Funtime
Funtime

Reputation: 2624

GWT optimisation

Will first line work faster than second line in GWT? Is there difference of translation this code in JavaScript in different GWT versions?

ArrayList<String> list = new ArrayList<String>(); 

List<String> list = new ArrayList<String>(); 

As i know if i will write declearet type List, JavaScript performance will be worst, because will check is this List LinkedList or ArrayList or other type of list. Is it right?

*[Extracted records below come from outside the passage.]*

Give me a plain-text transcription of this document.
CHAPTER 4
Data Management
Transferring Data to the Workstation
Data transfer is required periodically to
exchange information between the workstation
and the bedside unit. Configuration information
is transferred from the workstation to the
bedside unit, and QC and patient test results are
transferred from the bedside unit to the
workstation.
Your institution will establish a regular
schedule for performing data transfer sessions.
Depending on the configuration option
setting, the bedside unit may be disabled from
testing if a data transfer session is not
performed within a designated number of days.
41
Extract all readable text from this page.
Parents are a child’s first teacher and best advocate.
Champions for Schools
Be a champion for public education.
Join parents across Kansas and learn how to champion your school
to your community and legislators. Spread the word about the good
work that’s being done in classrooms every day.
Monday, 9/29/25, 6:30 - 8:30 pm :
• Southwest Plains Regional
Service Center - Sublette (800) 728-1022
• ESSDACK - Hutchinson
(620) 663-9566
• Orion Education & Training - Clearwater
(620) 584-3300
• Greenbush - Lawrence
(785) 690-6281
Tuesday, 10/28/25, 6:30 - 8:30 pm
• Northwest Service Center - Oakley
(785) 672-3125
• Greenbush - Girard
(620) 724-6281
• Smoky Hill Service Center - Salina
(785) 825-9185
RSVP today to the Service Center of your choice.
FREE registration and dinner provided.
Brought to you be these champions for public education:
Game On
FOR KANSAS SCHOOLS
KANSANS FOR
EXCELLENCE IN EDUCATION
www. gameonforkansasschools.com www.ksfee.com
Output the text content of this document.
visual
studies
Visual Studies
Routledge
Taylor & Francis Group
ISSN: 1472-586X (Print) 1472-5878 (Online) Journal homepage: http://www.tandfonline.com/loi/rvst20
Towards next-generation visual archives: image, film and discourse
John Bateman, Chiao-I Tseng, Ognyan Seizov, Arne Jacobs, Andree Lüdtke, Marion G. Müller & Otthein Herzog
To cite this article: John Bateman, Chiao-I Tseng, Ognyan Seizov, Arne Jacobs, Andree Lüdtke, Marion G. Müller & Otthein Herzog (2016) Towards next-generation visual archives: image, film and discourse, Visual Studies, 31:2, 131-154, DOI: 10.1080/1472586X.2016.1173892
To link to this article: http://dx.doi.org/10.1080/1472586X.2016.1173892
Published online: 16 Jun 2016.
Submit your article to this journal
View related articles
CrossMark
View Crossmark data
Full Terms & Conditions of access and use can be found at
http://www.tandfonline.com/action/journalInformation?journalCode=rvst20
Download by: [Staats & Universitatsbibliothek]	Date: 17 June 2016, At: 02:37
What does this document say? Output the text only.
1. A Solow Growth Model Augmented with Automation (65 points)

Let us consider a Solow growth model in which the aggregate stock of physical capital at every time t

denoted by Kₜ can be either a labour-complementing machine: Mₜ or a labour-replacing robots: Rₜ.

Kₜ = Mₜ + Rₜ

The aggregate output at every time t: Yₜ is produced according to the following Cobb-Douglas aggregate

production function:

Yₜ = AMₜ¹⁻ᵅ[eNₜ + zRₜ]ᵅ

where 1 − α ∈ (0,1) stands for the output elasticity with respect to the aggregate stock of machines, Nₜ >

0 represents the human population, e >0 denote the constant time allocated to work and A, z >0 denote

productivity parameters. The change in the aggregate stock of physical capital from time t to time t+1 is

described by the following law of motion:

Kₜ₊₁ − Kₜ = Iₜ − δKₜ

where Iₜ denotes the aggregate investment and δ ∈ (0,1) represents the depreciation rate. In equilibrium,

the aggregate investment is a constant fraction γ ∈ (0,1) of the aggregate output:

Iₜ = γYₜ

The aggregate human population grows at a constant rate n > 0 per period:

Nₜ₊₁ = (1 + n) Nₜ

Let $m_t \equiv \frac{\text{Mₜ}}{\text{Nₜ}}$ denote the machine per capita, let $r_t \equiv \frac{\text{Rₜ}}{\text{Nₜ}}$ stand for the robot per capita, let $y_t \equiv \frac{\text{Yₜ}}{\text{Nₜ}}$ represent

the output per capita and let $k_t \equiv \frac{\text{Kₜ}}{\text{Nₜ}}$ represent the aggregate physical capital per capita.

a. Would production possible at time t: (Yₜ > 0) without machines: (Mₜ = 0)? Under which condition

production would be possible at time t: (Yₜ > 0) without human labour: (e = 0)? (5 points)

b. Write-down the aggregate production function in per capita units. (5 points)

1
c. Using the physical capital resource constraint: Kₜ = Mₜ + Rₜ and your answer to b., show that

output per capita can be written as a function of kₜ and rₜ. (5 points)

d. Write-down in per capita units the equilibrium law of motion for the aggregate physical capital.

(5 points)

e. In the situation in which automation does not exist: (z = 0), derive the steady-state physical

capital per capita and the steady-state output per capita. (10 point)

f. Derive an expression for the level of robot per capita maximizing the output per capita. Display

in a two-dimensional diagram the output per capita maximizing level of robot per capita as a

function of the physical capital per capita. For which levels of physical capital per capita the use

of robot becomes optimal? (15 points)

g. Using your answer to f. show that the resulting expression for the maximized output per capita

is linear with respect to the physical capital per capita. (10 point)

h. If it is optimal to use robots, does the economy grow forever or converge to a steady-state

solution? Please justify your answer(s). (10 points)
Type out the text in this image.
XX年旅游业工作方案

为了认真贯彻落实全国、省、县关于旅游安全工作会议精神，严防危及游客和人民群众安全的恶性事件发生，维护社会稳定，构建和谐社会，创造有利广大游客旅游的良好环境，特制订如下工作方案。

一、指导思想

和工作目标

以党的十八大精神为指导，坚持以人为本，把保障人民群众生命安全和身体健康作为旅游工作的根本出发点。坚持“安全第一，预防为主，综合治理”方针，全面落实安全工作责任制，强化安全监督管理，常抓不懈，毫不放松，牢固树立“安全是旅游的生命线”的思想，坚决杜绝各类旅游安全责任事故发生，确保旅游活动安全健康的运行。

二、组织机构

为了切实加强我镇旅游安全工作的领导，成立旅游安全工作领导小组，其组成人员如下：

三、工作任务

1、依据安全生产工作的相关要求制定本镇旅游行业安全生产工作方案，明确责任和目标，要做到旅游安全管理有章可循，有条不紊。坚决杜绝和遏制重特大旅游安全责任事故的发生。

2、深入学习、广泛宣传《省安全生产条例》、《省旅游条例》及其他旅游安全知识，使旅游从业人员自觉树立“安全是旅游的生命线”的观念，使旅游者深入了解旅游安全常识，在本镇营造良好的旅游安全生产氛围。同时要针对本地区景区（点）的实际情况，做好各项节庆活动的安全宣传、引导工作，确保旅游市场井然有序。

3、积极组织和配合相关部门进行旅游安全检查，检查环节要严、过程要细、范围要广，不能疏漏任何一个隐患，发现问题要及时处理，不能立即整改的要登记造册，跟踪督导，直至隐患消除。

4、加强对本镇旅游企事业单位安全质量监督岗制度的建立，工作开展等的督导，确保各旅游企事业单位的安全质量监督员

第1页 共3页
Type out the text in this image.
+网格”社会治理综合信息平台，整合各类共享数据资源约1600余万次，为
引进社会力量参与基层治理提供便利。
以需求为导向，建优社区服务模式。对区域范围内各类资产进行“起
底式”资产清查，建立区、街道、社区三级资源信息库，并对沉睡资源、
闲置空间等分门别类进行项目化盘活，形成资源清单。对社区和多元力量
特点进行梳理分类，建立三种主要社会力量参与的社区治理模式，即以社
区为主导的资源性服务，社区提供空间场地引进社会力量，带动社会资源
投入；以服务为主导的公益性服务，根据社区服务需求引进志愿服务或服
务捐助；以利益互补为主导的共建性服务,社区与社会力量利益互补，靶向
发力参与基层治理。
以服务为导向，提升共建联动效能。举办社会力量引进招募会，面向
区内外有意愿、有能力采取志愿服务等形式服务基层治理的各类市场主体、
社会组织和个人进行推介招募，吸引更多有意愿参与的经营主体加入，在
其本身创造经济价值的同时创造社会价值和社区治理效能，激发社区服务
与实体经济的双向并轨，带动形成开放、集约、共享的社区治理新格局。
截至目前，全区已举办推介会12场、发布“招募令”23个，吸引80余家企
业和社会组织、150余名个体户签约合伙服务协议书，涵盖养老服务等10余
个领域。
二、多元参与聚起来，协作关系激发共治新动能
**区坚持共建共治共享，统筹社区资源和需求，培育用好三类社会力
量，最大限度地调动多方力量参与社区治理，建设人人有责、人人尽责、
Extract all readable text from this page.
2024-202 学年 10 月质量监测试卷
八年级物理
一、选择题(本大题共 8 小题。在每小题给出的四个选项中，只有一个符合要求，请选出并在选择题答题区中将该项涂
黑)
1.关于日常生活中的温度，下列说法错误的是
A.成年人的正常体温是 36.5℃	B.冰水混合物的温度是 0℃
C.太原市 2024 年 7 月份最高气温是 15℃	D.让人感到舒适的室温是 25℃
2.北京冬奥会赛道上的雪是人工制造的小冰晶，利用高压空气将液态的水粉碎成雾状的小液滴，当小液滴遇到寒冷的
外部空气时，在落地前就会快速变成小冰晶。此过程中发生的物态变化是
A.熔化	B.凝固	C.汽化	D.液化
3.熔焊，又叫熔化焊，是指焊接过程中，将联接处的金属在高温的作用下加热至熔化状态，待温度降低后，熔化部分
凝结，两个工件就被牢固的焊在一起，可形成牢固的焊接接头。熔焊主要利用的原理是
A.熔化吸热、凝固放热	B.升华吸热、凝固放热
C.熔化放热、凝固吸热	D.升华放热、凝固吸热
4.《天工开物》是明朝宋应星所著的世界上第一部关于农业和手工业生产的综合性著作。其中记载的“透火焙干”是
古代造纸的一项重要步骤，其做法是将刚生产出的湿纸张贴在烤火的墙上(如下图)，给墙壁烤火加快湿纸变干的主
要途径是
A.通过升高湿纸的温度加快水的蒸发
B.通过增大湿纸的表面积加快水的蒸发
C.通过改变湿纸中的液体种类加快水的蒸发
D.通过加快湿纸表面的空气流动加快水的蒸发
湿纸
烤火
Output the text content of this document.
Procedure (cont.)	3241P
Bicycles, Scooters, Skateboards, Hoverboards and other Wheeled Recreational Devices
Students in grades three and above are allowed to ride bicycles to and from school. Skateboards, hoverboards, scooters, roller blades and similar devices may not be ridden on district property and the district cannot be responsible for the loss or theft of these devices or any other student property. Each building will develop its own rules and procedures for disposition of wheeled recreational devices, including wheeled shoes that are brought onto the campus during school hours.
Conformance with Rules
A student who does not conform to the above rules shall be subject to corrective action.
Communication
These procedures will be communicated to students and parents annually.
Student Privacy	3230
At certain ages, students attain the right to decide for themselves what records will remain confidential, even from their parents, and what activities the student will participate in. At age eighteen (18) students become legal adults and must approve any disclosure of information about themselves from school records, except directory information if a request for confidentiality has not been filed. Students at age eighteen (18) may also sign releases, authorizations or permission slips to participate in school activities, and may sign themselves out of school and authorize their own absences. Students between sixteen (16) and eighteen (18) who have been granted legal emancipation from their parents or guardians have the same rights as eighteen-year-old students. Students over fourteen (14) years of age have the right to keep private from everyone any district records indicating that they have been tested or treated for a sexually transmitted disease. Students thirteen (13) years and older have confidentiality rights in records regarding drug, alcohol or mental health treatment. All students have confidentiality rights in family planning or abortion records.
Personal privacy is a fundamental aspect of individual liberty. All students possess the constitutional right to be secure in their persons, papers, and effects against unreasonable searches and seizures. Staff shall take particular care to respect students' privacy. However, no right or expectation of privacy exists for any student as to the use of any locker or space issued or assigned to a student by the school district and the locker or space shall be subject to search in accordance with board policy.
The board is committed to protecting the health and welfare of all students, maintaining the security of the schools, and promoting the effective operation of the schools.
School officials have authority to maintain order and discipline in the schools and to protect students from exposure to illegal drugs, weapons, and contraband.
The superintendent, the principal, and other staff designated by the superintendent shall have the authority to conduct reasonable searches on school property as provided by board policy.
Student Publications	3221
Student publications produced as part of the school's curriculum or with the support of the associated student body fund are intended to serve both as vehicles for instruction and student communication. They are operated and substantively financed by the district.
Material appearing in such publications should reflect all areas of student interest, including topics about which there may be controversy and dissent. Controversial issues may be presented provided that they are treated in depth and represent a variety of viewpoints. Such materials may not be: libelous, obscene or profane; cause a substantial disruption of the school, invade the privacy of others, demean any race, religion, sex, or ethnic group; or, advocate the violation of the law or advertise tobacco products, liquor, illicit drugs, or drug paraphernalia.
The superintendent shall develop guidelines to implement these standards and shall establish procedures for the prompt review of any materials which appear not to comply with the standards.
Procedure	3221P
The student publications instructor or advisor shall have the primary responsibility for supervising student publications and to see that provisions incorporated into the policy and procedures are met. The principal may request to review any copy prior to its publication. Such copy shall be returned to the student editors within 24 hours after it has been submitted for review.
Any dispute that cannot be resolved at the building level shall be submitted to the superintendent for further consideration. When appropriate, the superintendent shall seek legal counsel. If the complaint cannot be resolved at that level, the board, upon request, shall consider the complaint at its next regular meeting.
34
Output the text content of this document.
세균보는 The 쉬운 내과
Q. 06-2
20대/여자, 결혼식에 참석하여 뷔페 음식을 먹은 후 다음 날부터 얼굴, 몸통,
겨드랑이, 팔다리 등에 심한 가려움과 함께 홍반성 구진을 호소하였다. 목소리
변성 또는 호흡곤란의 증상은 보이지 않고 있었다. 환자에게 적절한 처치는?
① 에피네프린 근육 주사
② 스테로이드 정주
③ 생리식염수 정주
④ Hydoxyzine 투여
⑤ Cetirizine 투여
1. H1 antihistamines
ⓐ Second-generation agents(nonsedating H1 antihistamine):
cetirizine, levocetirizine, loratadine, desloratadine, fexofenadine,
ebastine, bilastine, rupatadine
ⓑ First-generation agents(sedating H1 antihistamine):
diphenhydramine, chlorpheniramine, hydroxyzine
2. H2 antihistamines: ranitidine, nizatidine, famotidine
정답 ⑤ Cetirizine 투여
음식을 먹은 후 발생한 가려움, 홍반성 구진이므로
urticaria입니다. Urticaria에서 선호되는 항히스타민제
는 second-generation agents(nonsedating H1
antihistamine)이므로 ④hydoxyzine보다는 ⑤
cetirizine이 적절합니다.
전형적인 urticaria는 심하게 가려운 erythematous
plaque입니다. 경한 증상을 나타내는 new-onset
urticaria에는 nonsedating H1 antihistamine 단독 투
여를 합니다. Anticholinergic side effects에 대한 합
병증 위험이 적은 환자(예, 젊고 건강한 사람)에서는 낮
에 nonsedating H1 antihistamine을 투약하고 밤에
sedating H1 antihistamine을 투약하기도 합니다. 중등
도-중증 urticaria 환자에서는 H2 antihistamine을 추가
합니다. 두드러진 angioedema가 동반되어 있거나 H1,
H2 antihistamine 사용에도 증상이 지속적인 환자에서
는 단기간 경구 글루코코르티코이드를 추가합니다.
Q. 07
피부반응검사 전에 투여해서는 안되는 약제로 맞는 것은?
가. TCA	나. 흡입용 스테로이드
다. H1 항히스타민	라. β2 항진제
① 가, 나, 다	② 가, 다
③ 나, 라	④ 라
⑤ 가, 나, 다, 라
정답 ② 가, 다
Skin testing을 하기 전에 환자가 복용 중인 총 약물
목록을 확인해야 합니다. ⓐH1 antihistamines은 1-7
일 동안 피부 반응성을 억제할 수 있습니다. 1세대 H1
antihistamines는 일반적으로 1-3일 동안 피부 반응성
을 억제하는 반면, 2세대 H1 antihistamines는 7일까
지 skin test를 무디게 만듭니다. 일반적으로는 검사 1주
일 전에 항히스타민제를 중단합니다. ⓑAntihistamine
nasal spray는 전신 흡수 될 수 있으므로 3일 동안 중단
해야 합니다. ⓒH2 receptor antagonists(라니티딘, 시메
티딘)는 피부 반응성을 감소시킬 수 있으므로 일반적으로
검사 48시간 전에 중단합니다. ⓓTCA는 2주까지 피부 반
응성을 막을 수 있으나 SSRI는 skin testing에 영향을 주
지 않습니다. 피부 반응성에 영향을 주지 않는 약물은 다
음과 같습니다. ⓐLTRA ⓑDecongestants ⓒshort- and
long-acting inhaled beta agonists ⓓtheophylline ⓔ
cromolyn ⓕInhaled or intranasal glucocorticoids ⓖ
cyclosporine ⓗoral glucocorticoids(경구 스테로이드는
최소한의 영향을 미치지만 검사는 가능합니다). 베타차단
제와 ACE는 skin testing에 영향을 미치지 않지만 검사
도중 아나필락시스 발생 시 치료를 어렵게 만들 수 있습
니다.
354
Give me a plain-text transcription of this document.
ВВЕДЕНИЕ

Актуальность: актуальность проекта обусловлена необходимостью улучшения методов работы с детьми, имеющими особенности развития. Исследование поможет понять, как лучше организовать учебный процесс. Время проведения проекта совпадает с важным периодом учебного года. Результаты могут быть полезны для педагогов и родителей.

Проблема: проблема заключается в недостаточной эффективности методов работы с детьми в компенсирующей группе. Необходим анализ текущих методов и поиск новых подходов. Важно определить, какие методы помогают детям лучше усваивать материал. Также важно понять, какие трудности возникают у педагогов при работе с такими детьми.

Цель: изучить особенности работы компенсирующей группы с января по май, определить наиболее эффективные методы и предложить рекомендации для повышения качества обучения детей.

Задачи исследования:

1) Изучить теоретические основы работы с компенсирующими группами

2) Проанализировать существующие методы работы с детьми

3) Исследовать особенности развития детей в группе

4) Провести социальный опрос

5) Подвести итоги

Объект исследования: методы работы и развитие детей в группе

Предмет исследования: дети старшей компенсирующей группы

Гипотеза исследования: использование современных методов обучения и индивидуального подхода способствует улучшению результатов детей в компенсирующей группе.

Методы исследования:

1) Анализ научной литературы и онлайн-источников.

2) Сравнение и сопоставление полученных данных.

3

Will it improve performance if i will write

ArrayList<String> list = new ArrayList<String>(); 

instead of

List<String> list = new ArrayList<String>(); 

?

Upvotes: 0

Views: 519

Answers (3)

Andreas K&#246;berle
Andreas K&#246;berle

Reputation: 110922

There is no difference between them, both converted to a non typed JavaScript array. After all you could also use String[], it would made no difference in the compiled code.

Upvotes: 0

mabn
mabn

Reputation: 2523

I'm not sure, but I think that when you use List<...> as a return type of a service method the compiler will have to compile all List implementations so it will generate larger code then if you used ArrayList

Upvotes: 0

BobV
BobV

Reputation: 4173

Both lines are equivalent. The GWT compiler performs an optimization called "type tightening." You can watch how the compiler optimizes a particular method by defining a Java environment property when you compile a module:

-Dgwt.jjs.traceMethods=Hello.onModuleLoad:OtherClass.otherMethod

From the JProgram source:

The format to trace methods is a colon-separated list of "className.methodName", such as "Hello.onModuleLoad:Foo.bar". You can fully-qualify a class to disambiguate classes, and you can also append the JSNI signature of the method to disambiguate overloads, "Foo.bar(IZ)".